Welsh | Chinese | Farsi | Bengali | Italian | German | French | English | Value | |
---|---|---|---|---|---|---|---|---|---|
Profile | 1 | 1 | 0 | 0 | 1 | 1 | 0 | 1 | 205 |
Answer | 0 | 1 | 0 | 1 | 0 | 1 | 0 | 1 | 85 |
AND | 0 | 1 | 0 | 0 | 0 | 1 | 0 | 1 | 69 |
To find out which elements of the profile were not satisfied we must take our OR result and XOR it with the actual answer as shown below.
Welsh | Chinese | Farsi | Bengali | Italian | German | French | English | Value | |
---|---|---|---|---|---|---|---|---|---|
OR | 1 | 1 | 0 | 1 | 1 | 1 | 0 | 1 | 221 |
Answer | 0 | 1 | 0 | 1 | 0 | 1 | 0 | 1 | 85 |
XOR | 1 | 0 | 0 | 0 | 1 | 0 | 0 | 0 | 136 |
Et voila we can see that our candidate doesn’t speak Welsh or Italian.
Conversely, to find out which answers our candidate has in excess of requirements we would take our OR result and XOR it with our profile as shown below
Welsh | Chinese | Farsi | Bengali | Italian | German | French | English | Value | |
---|---|---|---|---|---|---|---|---|---|
OR | 1 | 1 | 0 | 1 | 1 | 1 | 0 | 1 | 221 |
Profile | 1 | 1 | 0 | 0 | 1 | 1 | 0 | 1 | 205 |
XOR | 0 | 0 | 0 | 1 | 0 | 0 | 0 | 0 | 16 |
And here we can see that our candidate speaks Bengali, which we did not require.
Translating this into SQL
In the real application I did the bitwise operations in the application rather than within SQL mainly because there were other bitwise operations that I needed to perform that have no direct SQL equivalents. I also wanted to keep all major operations compartmentalised.
It should be noted that bitwise operations are usually VERY fast. As far as I am aware all CPU's have these functions in their ALU (Arithmentic and Logic Unit) therefore any compiled language should implement bitwise operations efficiently.
I could have requested my two values in the SELECT statement of my original query as follows
SELECT A.*, Score = B.Answer – A.MustHave ExtraProfile= (B.Answer |A.MustHave ) ^ B.Answer , ExtraAnswer= (B.Answer | A.MustHave) ^ A.Answer FROM dbo.Tbl_Profile AS A INNER JOIN dbo.Response AS B ON A.QuestionnaireId = B.QuestionnaireId AND A.QuestionID= B.QuestionId WHERE (A.MustNotHave & B.Answer) = 0 AND (A.MustHave & B.Answer) = A.MustHave
The final bitwise piece
The final piece of the puzzle was to translate the two scores back into individual bit positions corresponding to our answers.
This was done in the front end application because the action to do this involves a bitwise shift. These numbers were then posted into a stored procedure as parameters to calculate and store the weighted score for the particular answer.
The weighting was done in two stages.
Firstly, when the questionnaire creator specified the questions and answers the answers table they filled in a weighting column to allow specific answers to be up-weighted or downgraded. As shown in the table below
Language | Weight |
---|---|
English | 2 |
French | 0 |
German | 1 |
Italian | 1 |
Bengali | -1 |
Farsi | -1 |
Chinese | 3 |
Welsh | 1 |
Here we can see that English and Chinese were the most highly prized skills, where as the ability to speak the indic languages actually detracted from the respondents score.
Secondly the questionnaire creator could set a threshold for the number of answers allowed for a given question.
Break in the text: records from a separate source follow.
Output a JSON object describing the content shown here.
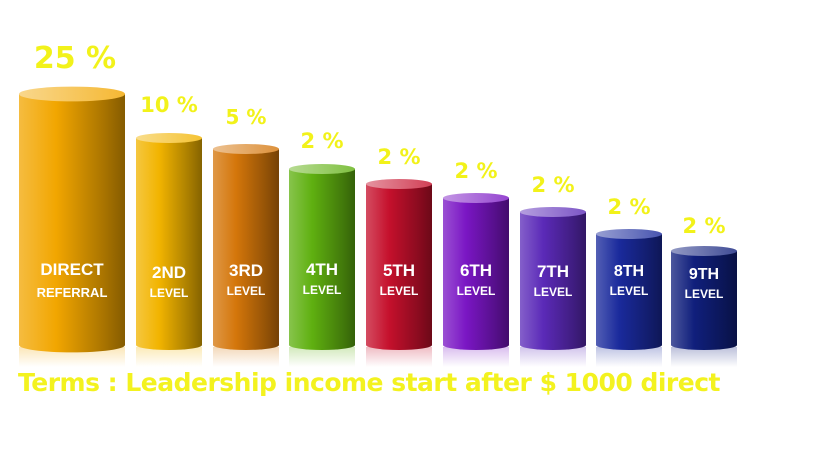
{
  "chart_data": {
    "type": "bar",
    "categories": [
      {
        "line1": "DIRECT",
        "line2": "REFERRAL"
      },
      {
        "line1": "2ND",
        "line2": "LEVEL"
      },
      {
        "line1": "3RD",
        "line2": "LEVEL"
      },
      {
        "line1": "4TH",
        "line2": "LEVEL"
      },
      {
        "line1": "5TH",
        "line2": "LEVEL"
      },
      {
        "line1": "6TH",
        "line2": "LEVEL"
      },
      {
        "line1": "7TH",
        "line2": "LEVEL"
      },
      {
        "line1": "8TH",
        "line2": "LEVEL"
      },
      {
        "line1": "9TH",
        "line2": "LEVEL"
      }
    ],
    "values": [
      25,
      10,
      5,
      2,
      2,
      2,
      2,
      2,
      2
    ],
    "value_labels": [
      "25 %",
      "10 %",
      "5 %",
      "2 %",
      "2 %",
      "2 %",
      "2 %",
      "2 %",
      "2 %"
    ],
    "colors": [
      "#f2a600",
      "#f2b400",
      "#d4760a",
      "#5fb010",
      "#c5102c",
      "#7a16c4",
      "#5b2ab8",
      "#1a2a9c",
      "#101f7c"
    ],
    "label_color": "#f2f21a",
    "grid": false,
    "legend": "none"
  },
  "terms": {
    "text": "Terms : Leadership income start after $ 1000 direct"
  }
}
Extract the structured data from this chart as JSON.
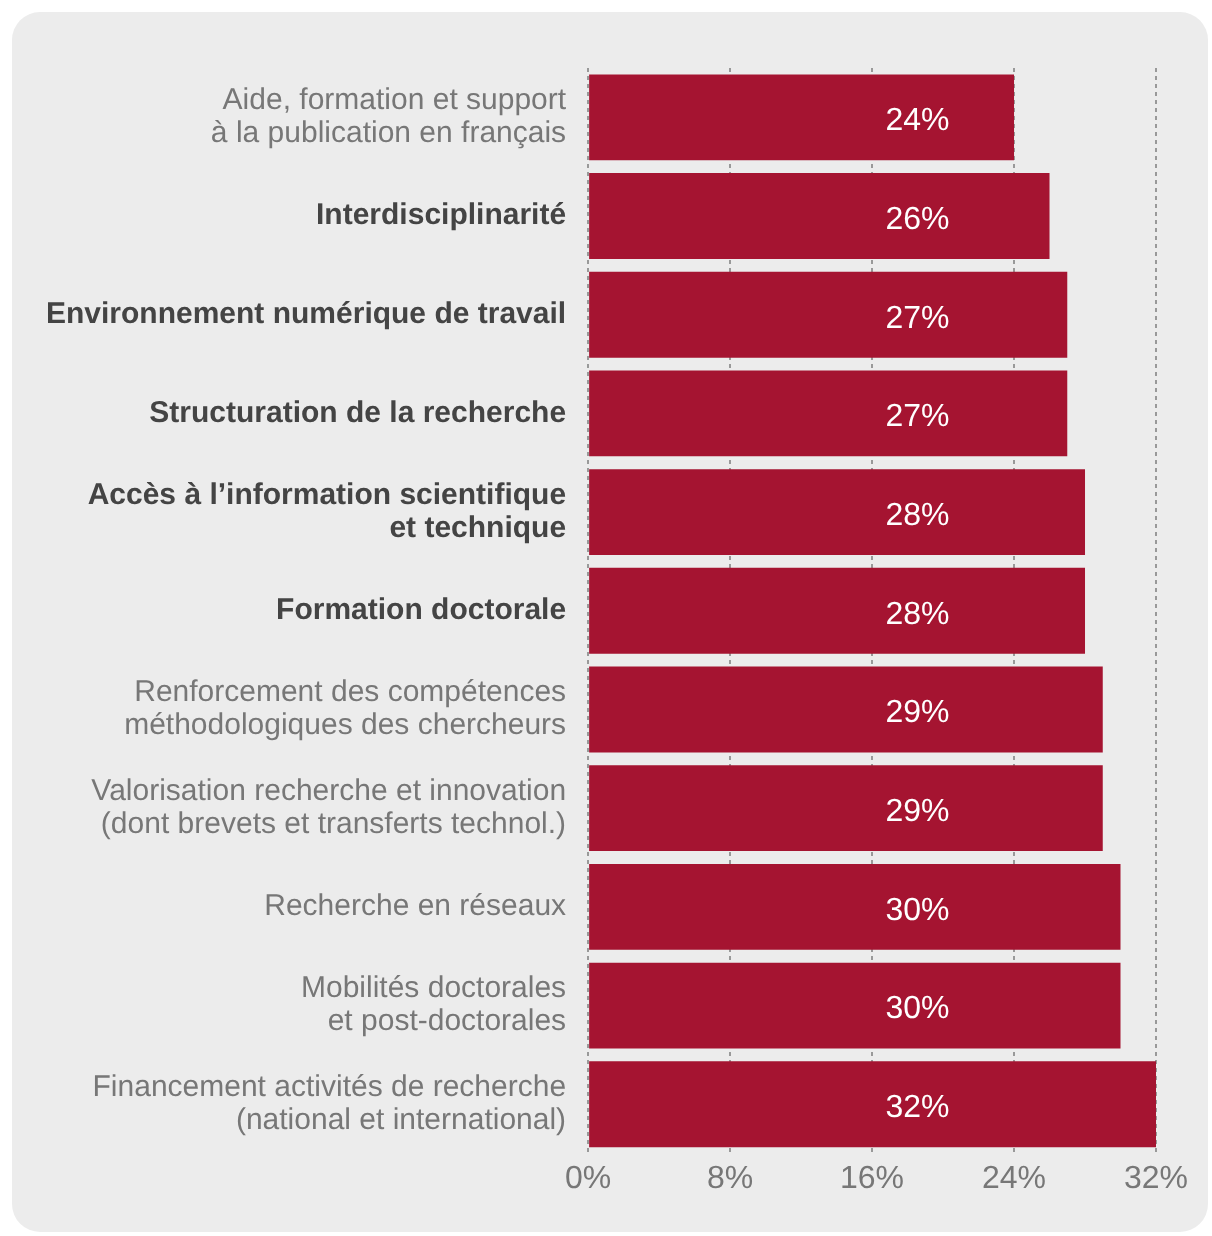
{
  "chart_data": {
    "type": "bar",
    "orientation": "horizontal",
    "categories": [
      "Aide, formation et support\nà la publication en français",
      "Interdisciplinarité",
      "Environnement numérique de travail",
      "Structuration de la recherche",
      "Accès à l’information scientifique\net technique",
      "Formation doctorale",
      "Renforcement des compétences\nméthodologiques des chercheurs",
      "Valorisation recherche et innovation\n(dont brevets et transferts technol.)",
      "Recherche en réseaux",
      "Mobilités doctorales\net post-doctorales",
      "Financement activités de recherche\n(national et international)"
    ],
    "values": [
      24,
      26,
      27,
      27,
      28,
      28,
      29,
      29,
      30,
      30,
      32
    ],
    "color": "#a51431",
    "value_labels": [
      "24%",
      "26%",
      "27%",
      "27%",
      "28%",
      "28%",
      "29%",
      "29%",
      "30%",
      "30%",
      "32%"
    ],
    "xlim": [
      0,
      32
    ],
    "xticks": [
      {
        "value": 0,
        "label": "0%"
      },
      {
        "value": 8,
        "label": "8%"
      },
      {
        "value": 16,
        "label": "16%"
      },
      {
        "value": 24,
        "label": "24%"
      },
      {
        "value": 32,
        "label": "32%"
      }
    ],
    "grid": "x",
    "legend": false
  }
}
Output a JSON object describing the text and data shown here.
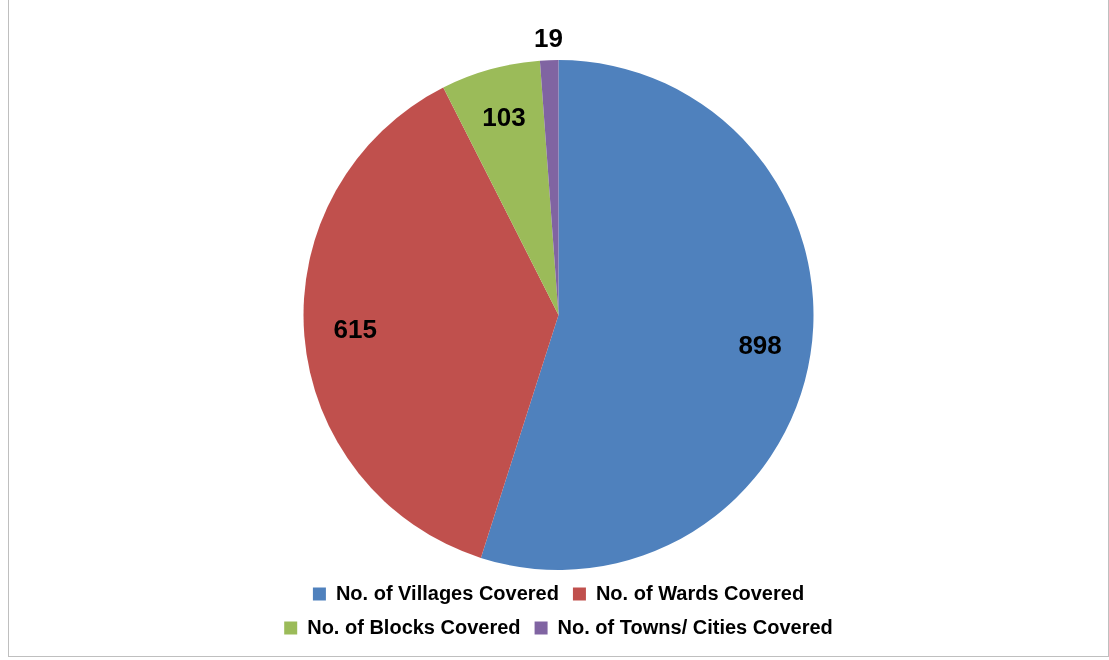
{
  "chart_data": {
    "type": "pie",
    "categories": [
      "No. of Villages Covered",
      "No. of Wards Covered",
      "No. of Blocks Covered",
      "No. of Towns/ Cities Covered"
    ],
    "values": [
      898,
      615,
      103,
      19
    ],
    "colors": [
      "#4f81bd",
      "#c0504d",
      "#9bbb59",
      "#8064a2"
    ],
    "data_labels": true,
    "legend": "bottom"
  }
}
This means that although there are 5 languages we prize, if someone speaks all 5 this may detract from their score because they could be considered over qualified.
On the whole the respondents score would be calculated by: -
- Adding the score produced by their full response.
- Subtracting the score for the profile elements that do not appear in the response.
- Subtracting a point for every answer over a threshold amount.
End game
Once the responses were stored it became a simple matter to list the respondent details highest score first.
A refinement that was made at a later stage was the ability to score a respondents answers against a new questionnaire to use as a predictive tool.
For example, the "what languages do you speak?" question could be incorporated into another questionnaire, and the original response used to predict respondents behaviour in hypothetical scenarios.
Overall the project provided an interesting challenge with an opportunity to resurrect an old skill.